News
01.09.2025
New publication: „Revolutionäre Familien“ – Ein neuer Blick auf transatlantische Leben deutscher Revolutionsflüchtlinge

Sarah Panter's hot-off-the-press postdoctoral thesis “Revolutionary Families: The Transatlantic Lives of the ‘Forty-Eighters,’ 1848/49–1914” offers an innovative perspective on the connection between family, mobility, and political self-image in transatlantic migration.
The overarching research question of the project addresses the significance of “family” for the agency of German revolutionary refugees during transatlantic migration in the “long” 19th century.
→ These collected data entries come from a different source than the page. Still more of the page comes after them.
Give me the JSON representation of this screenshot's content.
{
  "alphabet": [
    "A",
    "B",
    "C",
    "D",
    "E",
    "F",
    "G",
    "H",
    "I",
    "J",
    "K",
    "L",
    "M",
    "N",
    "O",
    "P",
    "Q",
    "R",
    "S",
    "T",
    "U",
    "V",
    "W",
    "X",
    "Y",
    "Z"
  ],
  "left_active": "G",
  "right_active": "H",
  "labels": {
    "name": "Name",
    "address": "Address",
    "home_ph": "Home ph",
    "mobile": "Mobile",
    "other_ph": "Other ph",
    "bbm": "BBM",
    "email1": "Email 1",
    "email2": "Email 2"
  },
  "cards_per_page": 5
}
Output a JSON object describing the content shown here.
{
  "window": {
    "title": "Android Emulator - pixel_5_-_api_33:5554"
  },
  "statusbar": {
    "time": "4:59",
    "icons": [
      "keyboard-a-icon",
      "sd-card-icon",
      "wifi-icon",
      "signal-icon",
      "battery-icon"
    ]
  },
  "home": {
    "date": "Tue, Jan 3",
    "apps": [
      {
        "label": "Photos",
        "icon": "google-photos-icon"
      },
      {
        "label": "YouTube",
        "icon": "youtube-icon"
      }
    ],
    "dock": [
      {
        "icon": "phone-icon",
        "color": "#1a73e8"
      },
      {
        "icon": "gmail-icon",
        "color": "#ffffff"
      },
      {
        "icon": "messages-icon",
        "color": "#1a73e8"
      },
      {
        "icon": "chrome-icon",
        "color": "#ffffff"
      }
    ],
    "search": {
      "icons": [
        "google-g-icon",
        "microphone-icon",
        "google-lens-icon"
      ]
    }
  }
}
The analysis of the transatlantic lives of German revolutionary refugees shows that mobility, family, and political self-image were closely linked and can only be understood in their interaction. By taking into account multiple affiliations, cross-border mobility potentials, and revolutionary self-presentations, the study makes it possible to confront abstract basic assumptions about the group of political refugees with their individual experiences. This offers new insights into migration, political, gender, and generational history that can help to understand current challenges and opportunities for migration societies and democracies.
PD Dr. Sarah Panter is a research associate at the Leibniz Institute of European History (IEG) and teaches as a private lecturer at Johannes Gutenberg University Mainz.